Adeline (Berg) Blundy’s recollections of her time at St. Francis School of Nursing are a little bit fuzzy, but then that’s not surprising. As a member of the Class of 1941, it’s been almost 80 years since she graduated.
“That’s a long time ago,” said Blundy, who turned 102 on Aug. 5, 2019.
Despite the long march of time, some things about Blundy’s nursing school days still linger in her memory.
Blundy was the firstborn child of Emma and Iver Berg of Blair, where Iver ran an auto repair shop. She recalls working for years to scrape together the $750 cost of the three-year nursing school program at St. Francis.
“That was quite a bit of money back then,” Blundy said by phone from her home in Phoenix.
She had always been precise and meticulous, something of a perfectionist, and entering the nursing school at the age of 21 she was quite serious and mature, ready to buckle down and learn.
“I didn’t have any problems with school. I didn’t give them any trouble,” Blundy recalled with a chuckle. “I did all right.”
Blundy did have one spot of trouble one winter, breaking her ankle after slipping on the ice, but she was determined not to let that keep her from her studies. “It wasn’t easy,” she said. “I had to navigate through the snow with a broken ankle.”
Being a Lutheran going to a Catholic school wasn’t a big deal for Blundy, and she remembers the Franciscan Sisters of Perpetual Adoration ran the school well. “It was a good school. They treated everybody well,” Blundy said.
All these years later, she still fondly recalls Mary Aquin Geisler, FSPA, who was only four years older than Blundy and went on to serve a decade as assistant director of nursing education at St. Francis School of Nursing.
When she was in school, Blundy provided a vital commodity for some of her classmates: biscuits. She was among the few students who had cooking skills and with money being as tight as it was at the end of the Great Depression, Blundy baked a lot of biscuits, a cheap source of sustenance.
After graduation, Blundy went to work at a Milwaukee hospital, but in 1943 she enlisted in the Army nurse corps, following her three younger brothers—Alton, Landis, and Ronald—into the service as World War II raged on two fronts.
“I was young and single and that was the thing to do, so I joined the military,” she said.
Blundy’s service got off to a rough start. She traveled to Battle Creek, Mich., to report for training, but her bus got in late, so she checked into a hotel. Once in her room, she propped a chair against the inside of the door as a protection against intrusion by the rowdy soldiers in the hotel.

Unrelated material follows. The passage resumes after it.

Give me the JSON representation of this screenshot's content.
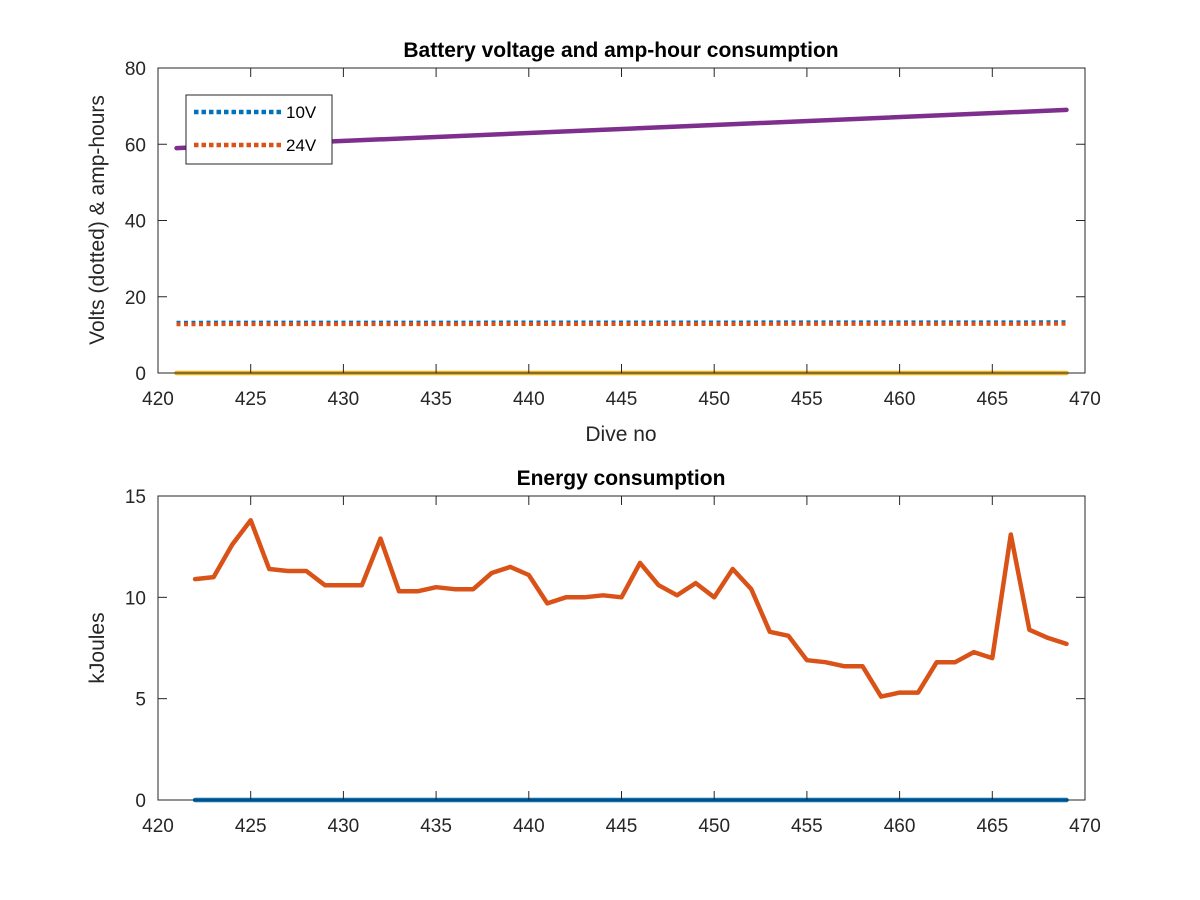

As it turned out, Blundy was supposed to report directly to the base when she got to town, so she was AWOL before she even started her military service. She overcame the rocky beginning and shipped out to England in 1943 as a second lieutenant, later being promoted to first lieutenant. She and seven other nurses shared a stateroom during the transatlantic voyage on the Queen Elizabeth. The male soldiers had to settle for sleeping in a bunk one night, slumbering on deck the next.
One early summer day in 1944 she noticed an unusually high number of Allied planes flying overhead, not knowing that the Allies were about to launch the D-Day invasion.
Blundy’s brother, Landis, was seriously wounded in France on July 9. Blundy hoped to get to his side, but he died two days later. Her brother, Alton, lost a leg in the Philippines, and her brother, Ronald, suffered a broken neck. Only the youngest Berg brother, Otis, came out of the war years unscathed after his father successfully pleaded with the draft officer not to take another of his sons.
While stationed in England, Blundy struck up a romance with Willard Blundy, a sergeant from Illinois who served under her command. “There were a lot of romances over there,” Blundy said. “They didn’t approve of it, but there was a lot of it.”
They were married in a civil ceremony in Salisbury, England, less than a week after the Japanese surrendered, afterward going to a restaurant with friends for a simple celebration with tea and crumpets.
The couple moved back to Wisconsin, and Blundy worked in Whitehall for a time. Then a friend of hers from the war years offered her a job at the state mental hospital in Phoenix. In July 1959, the Blundys (with daughters Mary and Madeline) arrived in Phoenix, where the high temperature was 115 degrees that day.
Blundy worked at the state hospital for 20 years, and while she has enjoyed coming back to Wisconsin to visit family and nursing friends from the old days, she’s quite happy she made the move to Arizona. “You don’t have to shovel sunshine,” she said.
She’s also happy she made the decision to pursue a career in nursing, even if it meant having to catch a leg after amputation surgery. “I enjoyed being a nurse. I liked my jobs,” Blundy said. “It was what I always wanted to do.”